Academic interests
Most of my work is in ethics (especially biomedical ethics), social philosophy, and philosophy of economics.
My research is practically-oriented and interdisciplinary, and addresses contemporary ethical and public policy issues with tools from philosophy, economics, game theory, and biology. I have published on topics including rationing of healthcare resources, ethical issues in the use of reproductive technologies, the ethics of vaccination development and clinical trials, and public health and vaccination policy, as well as more theoretically-oriented work on foundational issues in economics and rational choice. Currently, I work on the Norwegian Research Council-funded project “Salient Solutions: Responding Ethically to the Attention Crisis,” where I am the principal researcher. The project deals with threats to normatively appropriate forms attention. The project tries to understand these threats and develop ethically acceptable ways of dealing with them. In my own part of the project, I will connect issues of attention and salience with questions regarding tensions between individual autonomy and the public good, issues of social cooperation and coordination, and issues of democratic rights.

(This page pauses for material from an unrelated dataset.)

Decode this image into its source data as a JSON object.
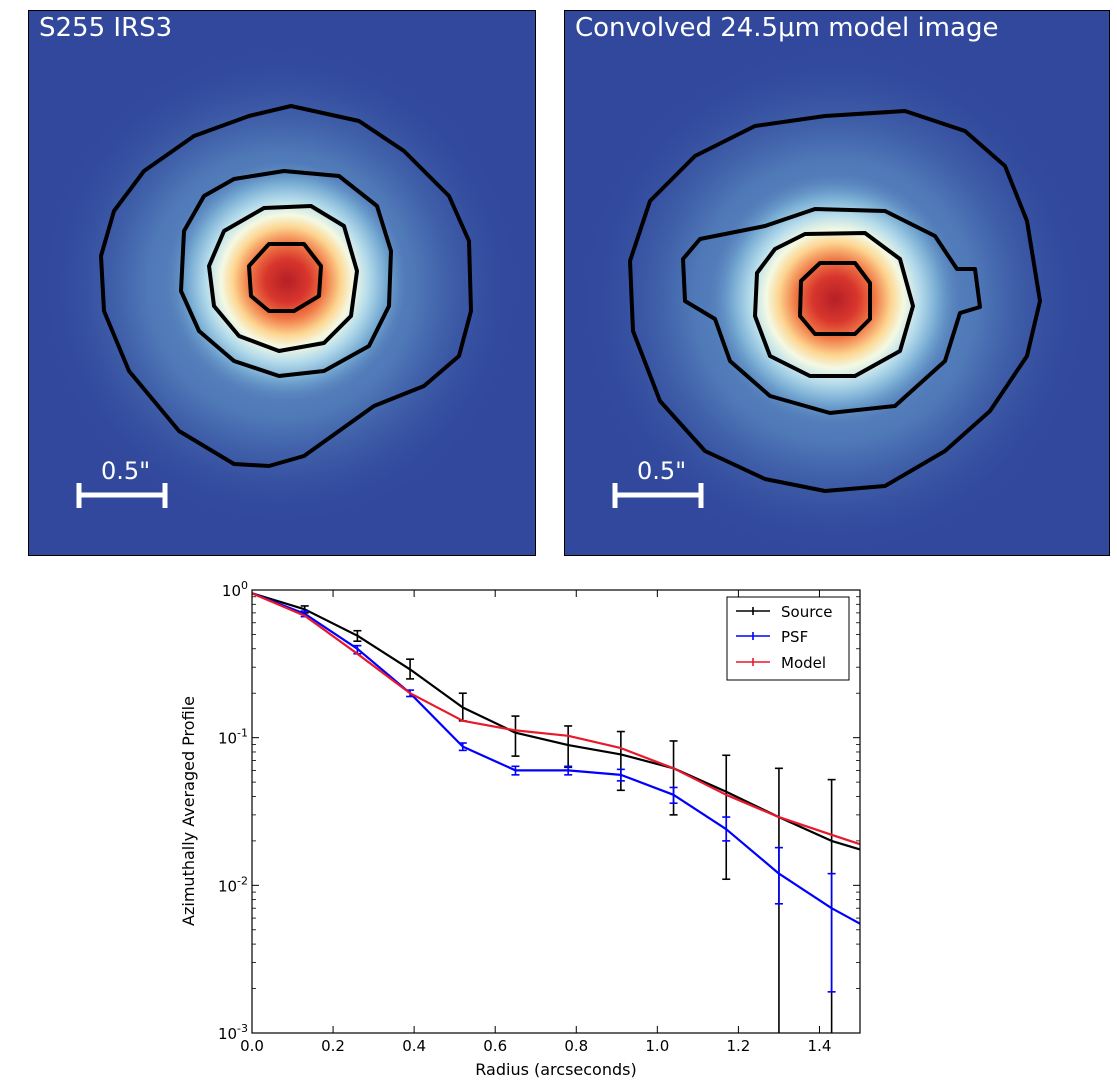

Applications concern the ethics of nudging, vaccination compliance, and the regulation of social media, reporting, and advertisement.
Teaching
I have a particular interest in teaching. Aside from my position at IFIKK, I hold a faculty position in the Department of Philosophy at Langara College in Vancouver, BC, where I teach during the summer terms. Recent courses include: ethics, social & political philosophy, biomedical ethics, and metaphysics and epistemology.
Background
Before my present positions at Langara and IFIKK, I was a Postdoc Novel Tech Ethics in the Faculty of Medicine at Dalhousie University and at the Centre for the Study of Mind in Nature (CSMN) here in Oslo. I completed my PhD in philosophy in 2012 at the University of Toronto.